After years of some of the most aggressive tax cuts in the country, the so-called “Kansas Experiment” has ended.
Republican state representatives joined with Democrats in overriding Kansas governor Sam Brownback’s veto on tax reform measures.
In 2012, Brownback approved cuts that dropped the tax rate to 2.6 percent for married couples who filed jointly and earned $30,000 a year or less. Couples making more than $30,000 paid 4.6 percent.
Unmarried taxpayers earning less than $15,000 paid 2.6 percent, and those making above $15,000 paid 4.6 percent.
The experiment was praised by conservatives across the country, including then-Senate Minority Leader Mitch McConnell. He said the reforms were “exactly the sort of thing we want to do here, in Washington.”

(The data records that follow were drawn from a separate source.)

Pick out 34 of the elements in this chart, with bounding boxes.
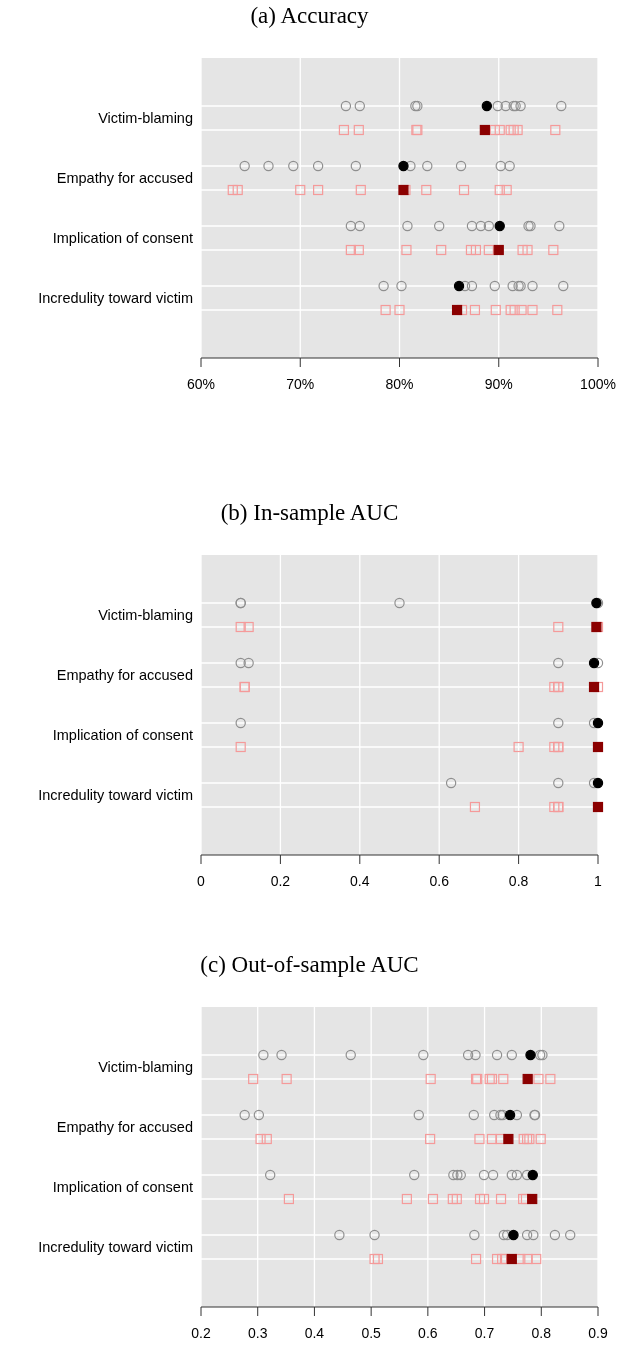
y-tick-label: Implication of consent: [52, 727, 193, 744]
y-tick-label: Implication of consent: [52, 230, 193, 247]
x-tick-label: 0.8: [531, 1324, 552, 1341]
y-tick-label: Incredulity toward victim: [38, 290, 193, 307]
x-tick-label: 0.2: [191, 1324, 211, 1341]
x-tick-label: 0.7: [474, 1324, 495, 1341]
y-tick-label: Victim-blaming: [98, 110, 193, 127]
y-tick-label: Incredulity toward victim: [38, 787, 193, 804]
x-tick-label: 60%: [186, 375, 216, 392]
x-tick-label: 1: [594, 872, 603, 889]
y-tick-label: Empathy for accused: [56, 667, 193, 684]
x-tick-label: 0.8: [508, 872, 529, 889]
x-tick-label: 0.4: [350, 872, 370, 889]
y-tick-label: Empathy for accused: [56, 170, 193, 187]
y-tick-label: Victim-blaming: [98, 1059, 193, 1076]
x-tick-label: 80%: [385, 375, 414, 392]
x-tick-label: 70%: [286, 375, 315, 392]
chart-title: (c) Out-of-sample AUC: [199, 951, 420, 979]
y-tick-label: Implication of consent: [52, 1179, 193, 1196]
x-tick-label: 0.6: [429, 872, 450, 889]
x-tick-label: 0.5: [361, 1324, 382, 1341]
x-tick-label: 90%: [484, 375, 513, 392]
x-tick-label: 0.6: [418, 1324, 438, 1341]
x-tick-label: 0.4: [304, 1324, 325, 1341]
chart-title: (a) Accuracy: [249, 2, 370, 30]
x-tick-label: 0.9: [588, 1324, 608, 1341]
x-tick-label: 0: [197, 872, 206, 889]
x-tick-label: 0.3: [247, 1324, 268, 1341]
y-tick-label: Victim-blaming: [98, 607, 193, 624]
x-tick-label: 0.2: [270, 872, 291, 889]
y-tick-label: Incredulity toward victim: [38, 1239, 193, 1256]
chart-title: (b) In-sample AUC: [219, 499, 400, 527]
x-tick-label: 100%: [580, 375, 616, 392]
y-tick-label: Empathy for accused: [56, 1119, 193, 1136]
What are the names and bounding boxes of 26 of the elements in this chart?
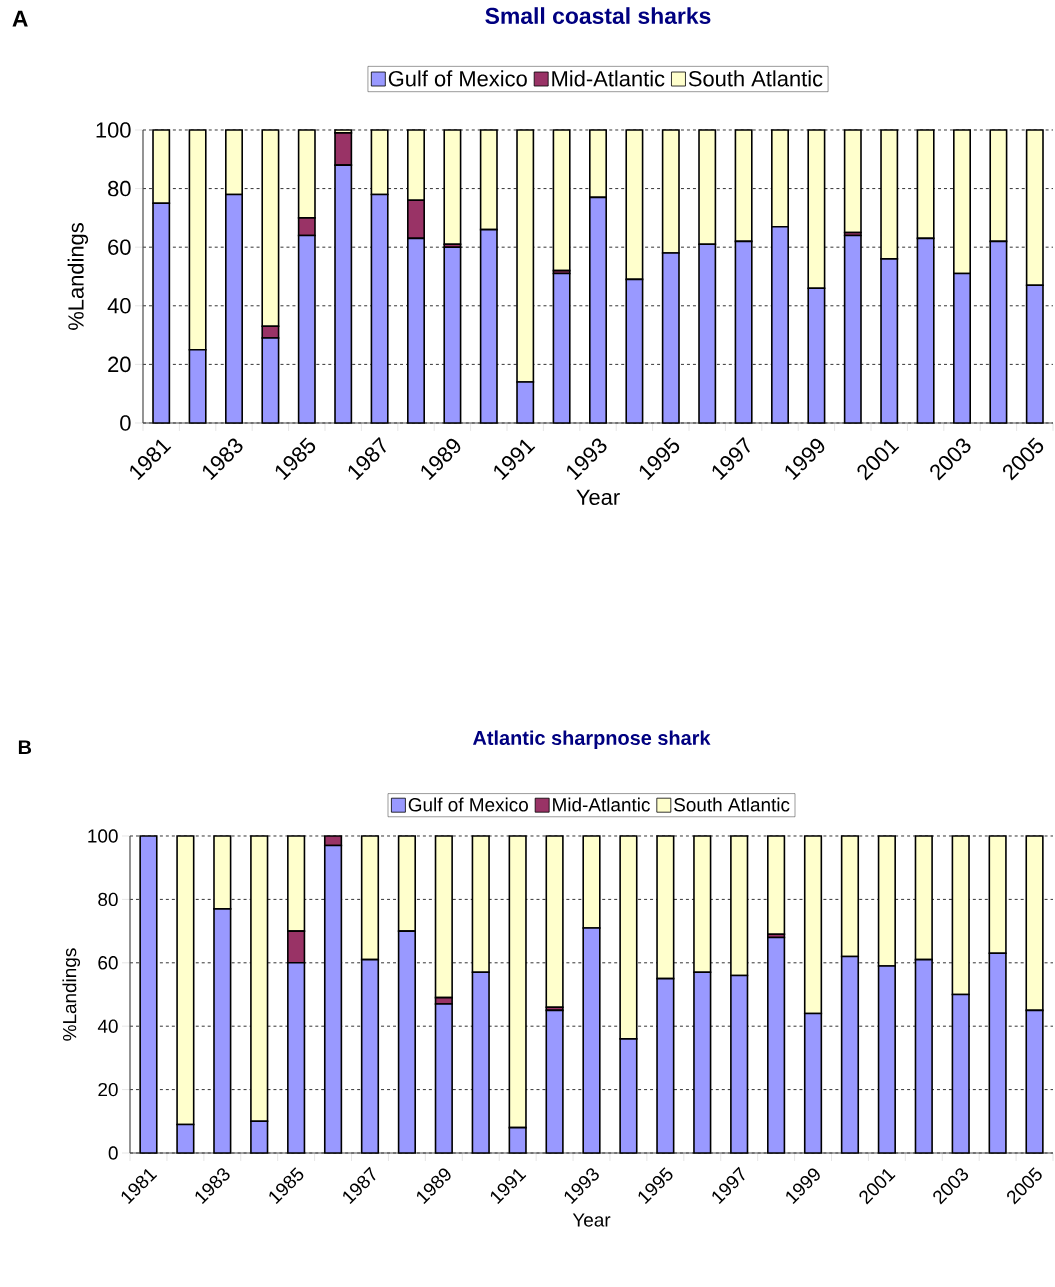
legend-label: Mid-Atlantic	[552, 70, 665, 87]
chart-title: Small coastal sharks	[485, 7, 711, 25]
legend-label: South Atlantic	[688, 70, 823, 87]
text: B	[18, 740, 32, 755]
y-tick-label: 80	[108, 180, 131, 197]
legend-label: Mid-Atlantic	[553, 797, 650, 812]
y-tick-label: 100	[96, 122, 131, 138]
text: A	[12, 10, 28, 27]
legend-label: Gulf of Mexico	[388, 70, 527, 87]
y-tick-label: 0	[108, 1146, 118, 1160]
y-tick-label: 20	[98, 1082, 118, 1097]
y-tick-label: 0	[120, 415, 131, 431]
x-axis-title: Year	[572, 1213, 611, 1227]
y-tick-label: 60	[108, 239, 131, 255]
y-tick-label: 100	[88, 829, 118, 843]
y-tick-label: 40	[97, 1019, 118, 1033]
y-tick-label: 40	[107, 298, 131, 314]
chart-title: Atlantic sharpnose shark	[472, 730, 711, 749]
y-axis-title: %Landings	[67, 223, 89, 330]
y-tick-label: 60	[98, 956, 118, 970]
y-tick-label: 80	[98, 892, 118, 907]
x-axis-title: Year	[576, 489, 620, 505]
legend-label: Gulf of Mexico	[408, 797, 528, 812]
legend-label: South Atlantic	[674, 797, 790, 812]
y-tick-label: 20	[108, 356, 131, 373]
y-axis-title: %Landings	[62, 948, 81, 1041]
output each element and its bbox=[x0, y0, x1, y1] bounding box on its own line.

The cuts aimed to boost small business growth, but ended up cutting Kansas’ income tax revenue by nearly a quarter for 2014. That would have underfunded the state by a projected $900 million over the next two years.

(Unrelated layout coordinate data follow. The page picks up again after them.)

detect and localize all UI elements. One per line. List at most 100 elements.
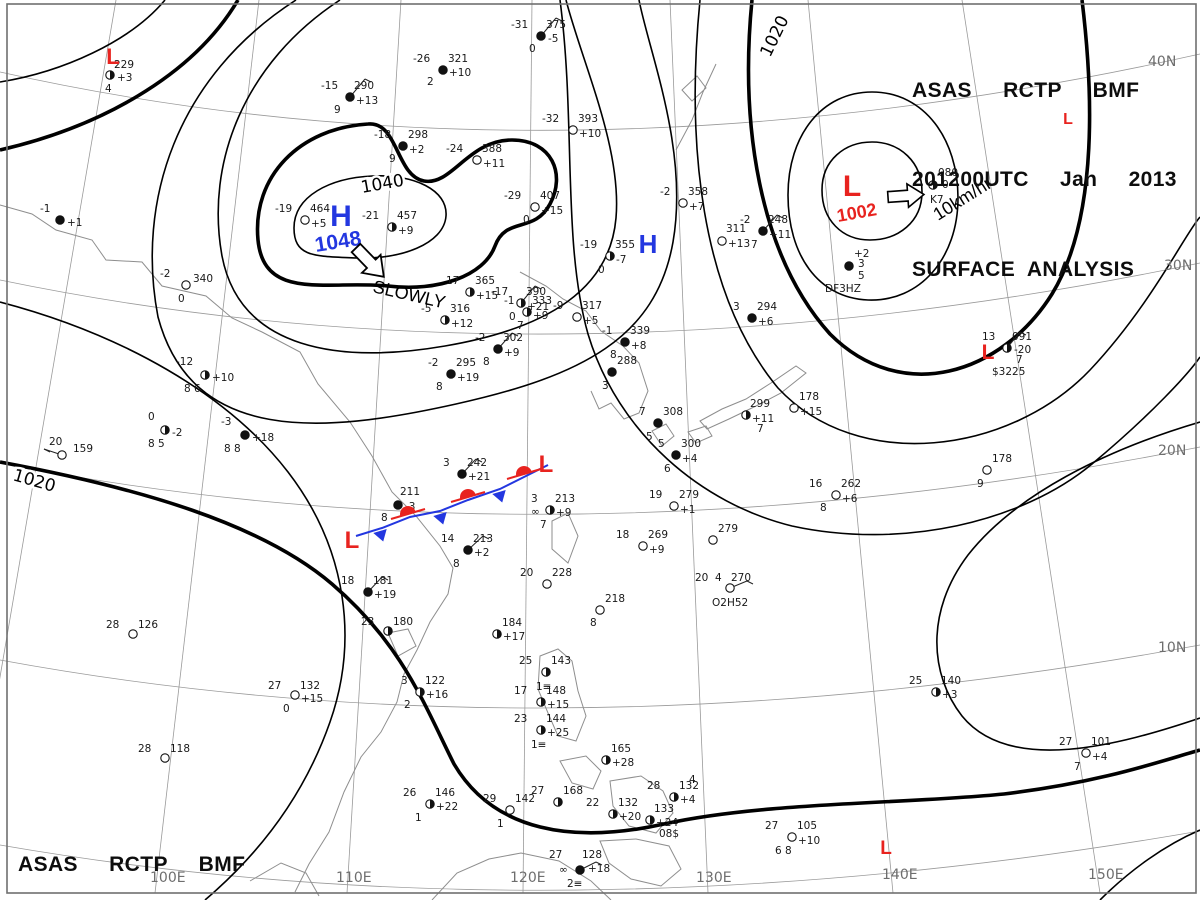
station-value: 144: [546, 713, 566, 725]
station-value: 316: [450, 303, 470, 315]
station-circle: [345, 92, 355, 102]
station-value: 27: [1059, 736, 1072, 748]
coast-taiwan: [551, 512, 579, 564]
station-value: -2: [475, 332, 485, 344]
map-frame: [6, 3, 1197, 894]
station-value: -21: [362, 210, 379, 222]
station-value: 2: [427, 76, 434, 88]
station-circle: [572, 312, 582, 322]
station-value: 8: [590, 617, 597, 629]
isobar: [151, 0, 678, 424]
station-circle: [446, 369, 456, 379]
station-circle-half: [388, 626, 393, 636]
parallel-line: [0, 446, 1200, 515]
longitude-label: 150E: [1088, 867, 1124, 883]
station-value: 7: [757, 423, 764, 435]
station-value: 262: [841, 478, 861, 490]
chart-title-top: ASAS RCTP BMF 201200UTC Jan 2013 SURFACE…: [912, 16, 1177, 344]
station-circle-half: [674, 792, 679, 802]
station-value: 5: [858, 270, 865, 282]
station-plot: 3 213 +9 ∞7: [531, 493, 575, 531]
station-value: 27: [549, 849, 562, 861]
isobar-value-label: 1020: [757, 13, 794, 61]
station-value: 248: [768, 214, 788, 226]
isobar: [217, 0, 618, 354]
station-circle: [671, 450, 681, 460]
station-value: 148: [546, 685, 566, 697]
station-plot: 29 142 1: [483, 793, 535, 830]
coastlines: [0, 63, 807, 900]
station-value: 0: [529, 43, 536, 55]
station-plot: -26 321 +10 2: [413, 53, 471, 88]
station-value: ∞: [559, 864, 568, 876]
station-value: +13: [728, 238, 750, 250]
station-circle-half: [392, 222, 397, 232]
station-value: 080: [938, 167, 958, 179]
station-plot: 0 -2 8 5: [148, 411, 182, 450]
low-pressure-mark: L: [982, 341, 995, 364]
station-circle-half: [497, 629, 502, 639]
station-plot: 13 091-207$3225: [982, 331, 1032, 378]
station-value: 4: [105, 83, 112, 95]
station-value: +20: [619, 811, 641, 823]
station-value: 7: [1016, 354, 1023, 366]
station-value: +5: [583, 315, 598, 327]
isobar-1040: [255, 122, 559, 290]
station-circle: [678, 198, 688, 208]
station-value: 7: [540, 519, 547, 531]
station-circle-half: [521, 298, 526, 308]
station-value: 17: [514, 685, 527, 697]
station-circle-half: [470, 287, 475, 297]
station-circle: [472, 155, 482, 165]
station-circle: [530, 202, 540, 212]
station-value: 339: [630, 325, 650, 337]
station-value: ∞: [531, 506, 540, 518]
station-value: -1: [504, 295, 514, 307]
station-plot: -15 290 +13 9: [321, 78, 378, 116]
longitude-label: 100E: [150, 870, 186, 886]
station-circle: [393, 500, 403, 510]
station-circle: [398, 141, 408, 151]
title-line-1: ASAS RCTP BMF: [18, 852, 246, 876]
station-circle: [1081, 748, 1091, 758]
station-circle-half: [420, 687, 425, 697]
station-value: +15: [800, 406, 822, 418]
station-plot: -32 393 +10: [542, 113, 601, 140]
station-value: -26: [413, 53, 430, 65]
station-value: 3: [443, 457, 450, 469]
station-plot: 279: [708, 523, 738, 545]
longitude-label: 140E: [882, 867, 918, 883]
cold-front-pip: [492, 489, 506, 503]
center-pressure-value: 1002: [835, 199, 878, 226]
cold-front-pip: [433, 511, 447, 525]
station-value: 390: [526, 286, 546, 298]
station-value: +15: [541, 205, 563, 217]
station-value: +17: [503, 631, 525, 643]
station-circle: [493, 344, 503, 354]
station-circle: [725, 583, 735, 593]
station-value: 8: [610, 349, 617, 361]
station-value: 365: [475, 275, 495, 287]
latitude-label: 20N: [1158, 443, 1186, 459]
station-value: 6: [664, 463, 671, 475]
station-value: 407: [540, 190, 560, 202]
station-circle: [708, 535, 718, 545]
station-value: 218: [605, 593, 625, 605]
station-value: 25: [909, 675, 922, 687]
station-value: 3: [733, 301, 740, 313]
station-plot: 7 308 5: [639, 406, 683, 443]
station-value: 18: [616, 529, 629, 541]
isobar: [0, 301, 346, 900]
station-value: 128: [582, 849, 602, 861]
station-value: 28: [647, 780, 660, 792]
station-value: 298: [408, 129, 428, 141]
station-value: -24: [446, 143, 463, 155]
station-circle: [300, 215, 310, 225]
station-plot: -19 355 -7 0: [580, 239, 635, 276]
station-value: -12: [176, 356, 193, 368]
station-value: 388: [482, 143, 502, 155]
station-value: 2: [404, 699, 411, 711]
station-plot: 23 144 +251≡: [514, 713, 569, 751]
station-value: -2: [172, 427, 182, 439]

Eventually, the state Supreme Court ruled the school funding levels were unconstitutional. Now, lawmakers seem to have conceded that the experiment failed.
Even though much of his own party rejected the plan, Gov. Brownback remained defiant.
“In my estimation, I think the tax policy move last night in the legislature was the wrong move. I think it’s wrong for the long term — of you, of the state of Kansas. I think it’s wrong for growth,” Brownback said at a press conference.
Starting in 2018, tax rates will go up slightly, though not as high as they were before the “Kansas experiment” began.